From YakimaHerald.com

ELLENSBURG, Wash. — Bullwinkle was as smart as he was big. The most photographed bull elk in Kittitas County, if not the state of Washington, he had figured out as long as he stayed in that idyllic pastureland where people fed him and treated him like royalty, nobody would shoot him with anything other than a camera.

Yet in December a hunter shot and killed him.

“He’d lay in the middle of an alfalfa field and wouldn’t even bother getting up; he’d feed laying down. People would come by and take pictures. Some people would come by on a daily basis. He was famous.”

“He was a big-time local celebrity,” echoed Brad Duncan. “You could get right up close to him. He lived in people’s yards. He would jump the fence and lay 10 feet from people’s homes.

“He was the tamest bull I’ve ever been around, and I’ve hunted for 40 years. There’s people who hand-fed him.”

The man charged with killing the big bull is Tod Reichert, 76, of Salkum.

He’s charged with second-degree unlawful hunting of big game, a gross misdemeanor, and — having waived his right to an arraignment — is scheduled for a pretrial hearing in Lower Kittitas District Court on May 31.

After shooting the elk, Reichert and a small group of Ellensburg residents who had helped him locate the bull loaded it into a truck. According to eyewitnesses, the elk was then driven to a private field in the 328 unit and field-dressed.

This isn’t the first time a Reichert hunt has come under legal scrutiny.

In 2007, he bought the state’s eastside elk auction tag and, that December, killed a bull elk in the Blue Mountains. But the day before the hunt, his Oregon-based guide, Jon Wick, used a helicopter to spot the elk — illegal in Washington — and the hunt took place outside the area in which the U.S. Forest Service had authorized Wick to operate.
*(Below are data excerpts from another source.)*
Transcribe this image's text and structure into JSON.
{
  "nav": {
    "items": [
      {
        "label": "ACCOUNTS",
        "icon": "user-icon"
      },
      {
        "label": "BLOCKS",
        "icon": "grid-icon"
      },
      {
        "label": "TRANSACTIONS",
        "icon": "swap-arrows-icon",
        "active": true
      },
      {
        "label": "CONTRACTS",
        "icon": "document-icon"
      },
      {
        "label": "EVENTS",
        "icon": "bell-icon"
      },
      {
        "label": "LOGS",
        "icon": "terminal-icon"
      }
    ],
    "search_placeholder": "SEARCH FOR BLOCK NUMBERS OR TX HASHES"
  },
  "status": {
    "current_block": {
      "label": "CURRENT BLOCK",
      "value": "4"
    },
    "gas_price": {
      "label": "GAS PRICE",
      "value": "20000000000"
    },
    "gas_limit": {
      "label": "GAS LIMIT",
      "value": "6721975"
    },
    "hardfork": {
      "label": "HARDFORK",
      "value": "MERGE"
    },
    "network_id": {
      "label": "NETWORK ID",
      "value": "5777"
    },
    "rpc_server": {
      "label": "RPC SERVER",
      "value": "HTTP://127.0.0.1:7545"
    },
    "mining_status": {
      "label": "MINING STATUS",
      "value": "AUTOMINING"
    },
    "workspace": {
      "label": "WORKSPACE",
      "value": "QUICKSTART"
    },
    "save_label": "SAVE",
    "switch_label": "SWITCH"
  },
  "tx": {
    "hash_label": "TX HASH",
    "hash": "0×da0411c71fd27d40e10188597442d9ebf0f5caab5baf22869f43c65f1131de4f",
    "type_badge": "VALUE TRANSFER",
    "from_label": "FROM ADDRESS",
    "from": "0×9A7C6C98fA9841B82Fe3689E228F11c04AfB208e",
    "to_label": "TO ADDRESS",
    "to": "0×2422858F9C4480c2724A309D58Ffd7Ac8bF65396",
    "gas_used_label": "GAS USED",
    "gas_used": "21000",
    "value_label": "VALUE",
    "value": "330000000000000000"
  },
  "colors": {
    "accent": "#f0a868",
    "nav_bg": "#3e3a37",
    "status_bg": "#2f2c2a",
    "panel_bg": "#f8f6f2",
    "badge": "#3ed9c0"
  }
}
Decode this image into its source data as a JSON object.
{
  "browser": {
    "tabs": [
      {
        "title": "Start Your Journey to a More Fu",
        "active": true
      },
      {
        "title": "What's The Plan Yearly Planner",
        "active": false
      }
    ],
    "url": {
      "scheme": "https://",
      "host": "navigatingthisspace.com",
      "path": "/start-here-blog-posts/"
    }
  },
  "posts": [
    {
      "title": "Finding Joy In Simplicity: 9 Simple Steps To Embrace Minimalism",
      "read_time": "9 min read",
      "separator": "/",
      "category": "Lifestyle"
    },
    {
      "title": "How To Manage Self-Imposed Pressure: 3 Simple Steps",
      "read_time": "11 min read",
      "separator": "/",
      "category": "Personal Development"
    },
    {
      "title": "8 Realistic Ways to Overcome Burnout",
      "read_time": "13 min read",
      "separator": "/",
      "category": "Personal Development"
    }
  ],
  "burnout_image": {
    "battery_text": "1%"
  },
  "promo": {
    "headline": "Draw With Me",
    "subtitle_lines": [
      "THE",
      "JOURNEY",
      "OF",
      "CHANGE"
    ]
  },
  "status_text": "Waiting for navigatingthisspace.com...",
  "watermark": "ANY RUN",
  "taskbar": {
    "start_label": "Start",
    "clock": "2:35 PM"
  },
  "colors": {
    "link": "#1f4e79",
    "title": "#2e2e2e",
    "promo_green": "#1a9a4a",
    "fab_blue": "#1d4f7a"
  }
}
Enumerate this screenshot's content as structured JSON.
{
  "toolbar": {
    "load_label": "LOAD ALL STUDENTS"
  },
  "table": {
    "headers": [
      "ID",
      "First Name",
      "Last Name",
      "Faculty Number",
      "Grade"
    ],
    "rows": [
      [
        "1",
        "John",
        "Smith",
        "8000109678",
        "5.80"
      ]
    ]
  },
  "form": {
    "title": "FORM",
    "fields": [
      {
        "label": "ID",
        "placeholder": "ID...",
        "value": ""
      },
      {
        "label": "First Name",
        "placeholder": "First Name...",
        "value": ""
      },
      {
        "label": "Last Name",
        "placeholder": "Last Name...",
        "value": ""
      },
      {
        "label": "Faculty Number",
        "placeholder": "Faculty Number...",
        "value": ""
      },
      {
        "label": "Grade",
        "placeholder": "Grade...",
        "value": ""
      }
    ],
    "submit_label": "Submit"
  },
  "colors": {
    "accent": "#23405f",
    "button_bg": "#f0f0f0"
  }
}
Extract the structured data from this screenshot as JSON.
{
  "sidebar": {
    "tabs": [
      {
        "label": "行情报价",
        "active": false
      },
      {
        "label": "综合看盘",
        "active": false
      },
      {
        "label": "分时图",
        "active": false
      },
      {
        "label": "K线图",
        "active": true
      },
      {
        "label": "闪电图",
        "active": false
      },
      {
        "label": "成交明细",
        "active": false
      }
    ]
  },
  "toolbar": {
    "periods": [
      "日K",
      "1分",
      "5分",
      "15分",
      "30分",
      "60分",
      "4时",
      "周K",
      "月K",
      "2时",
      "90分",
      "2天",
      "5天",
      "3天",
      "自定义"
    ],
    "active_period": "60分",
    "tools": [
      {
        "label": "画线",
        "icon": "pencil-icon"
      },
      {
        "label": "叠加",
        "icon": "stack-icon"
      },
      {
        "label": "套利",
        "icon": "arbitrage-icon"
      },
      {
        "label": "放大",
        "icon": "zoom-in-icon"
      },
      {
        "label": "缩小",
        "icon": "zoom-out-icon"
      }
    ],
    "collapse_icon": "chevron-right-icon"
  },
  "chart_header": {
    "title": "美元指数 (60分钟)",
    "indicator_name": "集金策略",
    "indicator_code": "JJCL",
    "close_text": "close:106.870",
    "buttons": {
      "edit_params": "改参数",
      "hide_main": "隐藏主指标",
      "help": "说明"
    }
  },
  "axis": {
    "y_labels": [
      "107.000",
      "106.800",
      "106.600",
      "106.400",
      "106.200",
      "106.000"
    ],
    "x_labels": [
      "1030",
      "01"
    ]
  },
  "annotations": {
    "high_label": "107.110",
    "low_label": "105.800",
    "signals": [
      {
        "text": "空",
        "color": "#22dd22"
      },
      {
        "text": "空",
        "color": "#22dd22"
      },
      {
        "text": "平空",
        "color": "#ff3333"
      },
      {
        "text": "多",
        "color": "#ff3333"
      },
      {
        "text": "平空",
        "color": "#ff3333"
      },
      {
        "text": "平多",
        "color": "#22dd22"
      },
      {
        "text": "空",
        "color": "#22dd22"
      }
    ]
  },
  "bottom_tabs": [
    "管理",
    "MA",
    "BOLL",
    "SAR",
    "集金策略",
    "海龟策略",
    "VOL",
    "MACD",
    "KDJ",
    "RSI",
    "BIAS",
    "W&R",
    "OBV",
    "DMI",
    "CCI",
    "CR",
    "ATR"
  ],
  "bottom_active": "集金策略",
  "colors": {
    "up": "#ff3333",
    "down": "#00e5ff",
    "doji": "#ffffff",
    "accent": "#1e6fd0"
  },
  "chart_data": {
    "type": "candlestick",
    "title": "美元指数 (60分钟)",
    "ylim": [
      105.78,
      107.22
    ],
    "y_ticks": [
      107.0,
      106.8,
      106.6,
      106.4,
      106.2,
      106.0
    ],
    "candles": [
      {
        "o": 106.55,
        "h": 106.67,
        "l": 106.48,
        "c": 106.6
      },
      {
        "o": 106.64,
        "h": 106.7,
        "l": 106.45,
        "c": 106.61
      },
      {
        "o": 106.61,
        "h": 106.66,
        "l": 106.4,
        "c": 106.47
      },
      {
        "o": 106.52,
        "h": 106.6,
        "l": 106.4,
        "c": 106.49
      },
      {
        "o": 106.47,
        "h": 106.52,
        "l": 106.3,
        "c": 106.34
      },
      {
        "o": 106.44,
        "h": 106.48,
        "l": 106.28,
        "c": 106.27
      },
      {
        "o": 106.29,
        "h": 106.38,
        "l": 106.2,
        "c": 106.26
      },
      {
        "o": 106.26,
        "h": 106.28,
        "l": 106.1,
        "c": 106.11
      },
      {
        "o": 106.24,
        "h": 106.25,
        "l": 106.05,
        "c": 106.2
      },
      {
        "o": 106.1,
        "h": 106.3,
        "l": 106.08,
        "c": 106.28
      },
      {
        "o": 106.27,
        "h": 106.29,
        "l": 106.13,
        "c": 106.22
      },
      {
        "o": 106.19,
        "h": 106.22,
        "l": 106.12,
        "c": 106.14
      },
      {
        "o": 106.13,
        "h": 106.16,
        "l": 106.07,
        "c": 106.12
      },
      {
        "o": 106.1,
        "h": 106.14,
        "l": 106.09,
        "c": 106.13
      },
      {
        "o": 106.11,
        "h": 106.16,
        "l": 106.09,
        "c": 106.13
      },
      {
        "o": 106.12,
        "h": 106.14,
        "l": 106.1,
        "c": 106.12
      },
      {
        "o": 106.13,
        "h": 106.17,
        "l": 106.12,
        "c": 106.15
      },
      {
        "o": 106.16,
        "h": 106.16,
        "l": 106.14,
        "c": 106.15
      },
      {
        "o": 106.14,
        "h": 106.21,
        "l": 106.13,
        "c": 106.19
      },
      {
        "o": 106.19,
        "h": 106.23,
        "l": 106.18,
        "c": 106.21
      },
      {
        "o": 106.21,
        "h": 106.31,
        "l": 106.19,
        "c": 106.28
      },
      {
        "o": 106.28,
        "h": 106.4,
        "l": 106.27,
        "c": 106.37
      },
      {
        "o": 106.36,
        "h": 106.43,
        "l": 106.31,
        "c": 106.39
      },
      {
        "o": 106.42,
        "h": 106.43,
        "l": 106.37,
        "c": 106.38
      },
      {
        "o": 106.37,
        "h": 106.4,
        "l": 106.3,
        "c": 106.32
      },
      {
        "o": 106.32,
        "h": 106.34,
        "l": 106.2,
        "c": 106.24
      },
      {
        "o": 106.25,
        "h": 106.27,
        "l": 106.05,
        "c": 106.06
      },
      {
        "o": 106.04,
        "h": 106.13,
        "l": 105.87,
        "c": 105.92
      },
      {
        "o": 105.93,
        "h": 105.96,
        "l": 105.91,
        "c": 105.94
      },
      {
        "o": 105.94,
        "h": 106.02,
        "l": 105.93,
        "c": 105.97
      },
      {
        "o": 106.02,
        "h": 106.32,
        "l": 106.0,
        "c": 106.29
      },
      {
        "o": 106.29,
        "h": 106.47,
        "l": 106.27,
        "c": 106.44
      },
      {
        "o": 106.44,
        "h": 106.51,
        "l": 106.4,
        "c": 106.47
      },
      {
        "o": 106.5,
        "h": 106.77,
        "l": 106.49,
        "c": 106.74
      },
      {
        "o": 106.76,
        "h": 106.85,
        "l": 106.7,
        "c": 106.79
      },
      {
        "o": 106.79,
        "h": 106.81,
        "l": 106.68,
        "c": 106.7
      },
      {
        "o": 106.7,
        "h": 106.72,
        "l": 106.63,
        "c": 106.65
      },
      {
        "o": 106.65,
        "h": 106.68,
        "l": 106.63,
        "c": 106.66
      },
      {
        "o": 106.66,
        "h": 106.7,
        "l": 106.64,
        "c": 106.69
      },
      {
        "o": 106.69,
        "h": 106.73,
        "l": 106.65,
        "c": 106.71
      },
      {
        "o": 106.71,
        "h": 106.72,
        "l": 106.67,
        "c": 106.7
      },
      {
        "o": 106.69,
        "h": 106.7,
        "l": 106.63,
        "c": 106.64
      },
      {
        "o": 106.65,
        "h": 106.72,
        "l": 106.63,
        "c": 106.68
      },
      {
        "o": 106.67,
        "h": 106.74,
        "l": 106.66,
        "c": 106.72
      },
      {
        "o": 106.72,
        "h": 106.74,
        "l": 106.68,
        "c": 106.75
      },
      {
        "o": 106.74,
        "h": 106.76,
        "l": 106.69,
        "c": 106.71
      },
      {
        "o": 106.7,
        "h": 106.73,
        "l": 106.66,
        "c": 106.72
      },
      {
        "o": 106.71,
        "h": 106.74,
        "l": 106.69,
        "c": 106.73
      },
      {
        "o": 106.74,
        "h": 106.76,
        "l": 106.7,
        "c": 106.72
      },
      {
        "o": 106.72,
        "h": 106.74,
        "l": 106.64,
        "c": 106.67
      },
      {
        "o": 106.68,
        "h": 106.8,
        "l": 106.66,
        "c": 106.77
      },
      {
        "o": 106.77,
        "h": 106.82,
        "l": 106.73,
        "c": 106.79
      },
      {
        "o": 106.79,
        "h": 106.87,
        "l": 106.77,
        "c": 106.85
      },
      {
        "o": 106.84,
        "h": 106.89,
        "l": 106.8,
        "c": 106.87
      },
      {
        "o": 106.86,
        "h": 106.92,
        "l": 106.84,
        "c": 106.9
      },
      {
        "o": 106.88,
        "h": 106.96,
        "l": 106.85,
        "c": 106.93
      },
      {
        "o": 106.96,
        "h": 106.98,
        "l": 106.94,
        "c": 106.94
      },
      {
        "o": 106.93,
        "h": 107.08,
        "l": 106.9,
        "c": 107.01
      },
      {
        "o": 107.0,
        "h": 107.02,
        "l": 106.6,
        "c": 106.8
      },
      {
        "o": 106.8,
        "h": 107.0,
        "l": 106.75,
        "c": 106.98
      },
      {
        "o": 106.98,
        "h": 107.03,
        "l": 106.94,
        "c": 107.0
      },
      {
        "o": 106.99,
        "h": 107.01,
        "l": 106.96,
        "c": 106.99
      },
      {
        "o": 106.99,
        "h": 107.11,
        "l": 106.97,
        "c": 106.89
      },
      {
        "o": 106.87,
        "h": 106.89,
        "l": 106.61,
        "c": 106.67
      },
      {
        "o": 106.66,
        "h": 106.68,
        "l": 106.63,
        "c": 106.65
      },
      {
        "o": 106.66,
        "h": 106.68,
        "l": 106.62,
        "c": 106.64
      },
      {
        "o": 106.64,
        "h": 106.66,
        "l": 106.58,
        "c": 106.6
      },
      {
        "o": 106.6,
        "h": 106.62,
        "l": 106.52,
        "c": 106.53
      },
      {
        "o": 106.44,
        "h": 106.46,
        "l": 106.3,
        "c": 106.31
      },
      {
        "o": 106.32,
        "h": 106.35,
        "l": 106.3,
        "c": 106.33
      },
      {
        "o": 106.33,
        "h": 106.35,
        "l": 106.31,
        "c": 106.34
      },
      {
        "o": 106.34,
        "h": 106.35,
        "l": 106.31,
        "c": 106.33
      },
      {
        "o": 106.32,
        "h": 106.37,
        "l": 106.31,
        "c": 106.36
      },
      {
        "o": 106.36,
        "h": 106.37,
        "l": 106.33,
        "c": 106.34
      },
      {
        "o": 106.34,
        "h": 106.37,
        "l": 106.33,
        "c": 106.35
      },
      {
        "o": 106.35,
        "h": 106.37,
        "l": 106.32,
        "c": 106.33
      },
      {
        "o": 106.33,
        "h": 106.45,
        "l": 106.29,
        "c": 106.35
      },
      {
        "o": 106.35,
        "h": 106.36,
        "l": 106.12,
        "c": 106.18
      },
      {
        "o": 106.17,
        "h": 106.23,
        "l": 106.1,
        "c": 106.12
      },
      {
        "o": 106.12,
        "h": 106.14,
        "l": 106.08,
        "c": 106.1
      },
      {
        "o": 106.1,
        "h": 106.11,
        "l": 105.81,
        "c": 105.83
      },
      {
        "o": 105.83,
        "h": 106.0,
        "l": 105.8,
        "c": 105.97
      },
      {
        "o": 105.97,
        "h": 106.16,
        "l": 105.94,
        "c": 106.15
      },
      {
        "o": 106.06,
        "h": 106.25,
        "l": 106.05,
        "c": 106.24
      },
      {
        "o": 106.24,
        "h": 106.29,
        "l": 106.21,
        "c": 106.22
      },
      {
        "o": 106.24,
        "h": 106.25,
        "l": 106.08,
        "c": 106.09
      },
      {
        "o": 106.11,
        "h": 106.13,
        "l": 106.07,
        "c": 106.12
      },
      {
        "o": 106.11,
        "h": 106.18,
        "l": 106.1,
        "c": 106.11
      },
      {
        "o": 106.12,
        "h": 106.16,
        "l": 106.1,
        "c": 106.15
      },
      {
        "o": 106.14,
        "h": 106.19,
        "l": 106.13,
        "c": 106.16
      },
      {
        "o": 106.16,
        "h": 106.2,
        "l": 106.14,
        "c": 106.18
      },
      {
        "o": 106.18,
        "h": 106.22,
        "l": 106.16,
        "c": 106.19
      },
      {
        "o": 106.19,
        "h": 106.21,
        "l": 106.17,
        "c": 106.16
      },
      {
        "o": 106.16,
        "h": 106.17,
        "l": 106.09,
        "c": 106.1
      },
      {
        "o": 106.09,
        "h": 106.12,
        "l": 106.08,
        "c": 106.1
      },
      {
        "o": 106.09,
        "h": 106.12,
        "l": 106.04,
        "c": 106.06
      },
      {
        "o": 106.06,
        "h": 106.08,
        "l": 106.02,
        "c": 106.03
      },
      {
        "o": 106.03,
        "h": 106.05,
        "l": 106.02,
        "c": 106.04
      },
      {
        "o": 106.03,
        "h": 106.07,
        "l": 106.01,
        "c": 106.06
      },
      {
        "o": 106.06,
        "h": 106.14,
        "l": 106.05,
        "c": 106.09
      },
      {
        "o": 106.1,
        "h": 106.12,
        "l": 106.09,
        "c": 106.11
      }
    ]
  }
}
In 2011, a federal grand jury indicted Wick and Reichert on felony and misdemeanor offenses related to the hunt. A year later, as part of a plea deal, Reichert pleaded guilty to interfering with and providing false information to a Forest Service officer, both class B misdemeanors. He was fined $5,000 and sentenced to two years of probation, during which he wasn’t to hunt on national forest lands.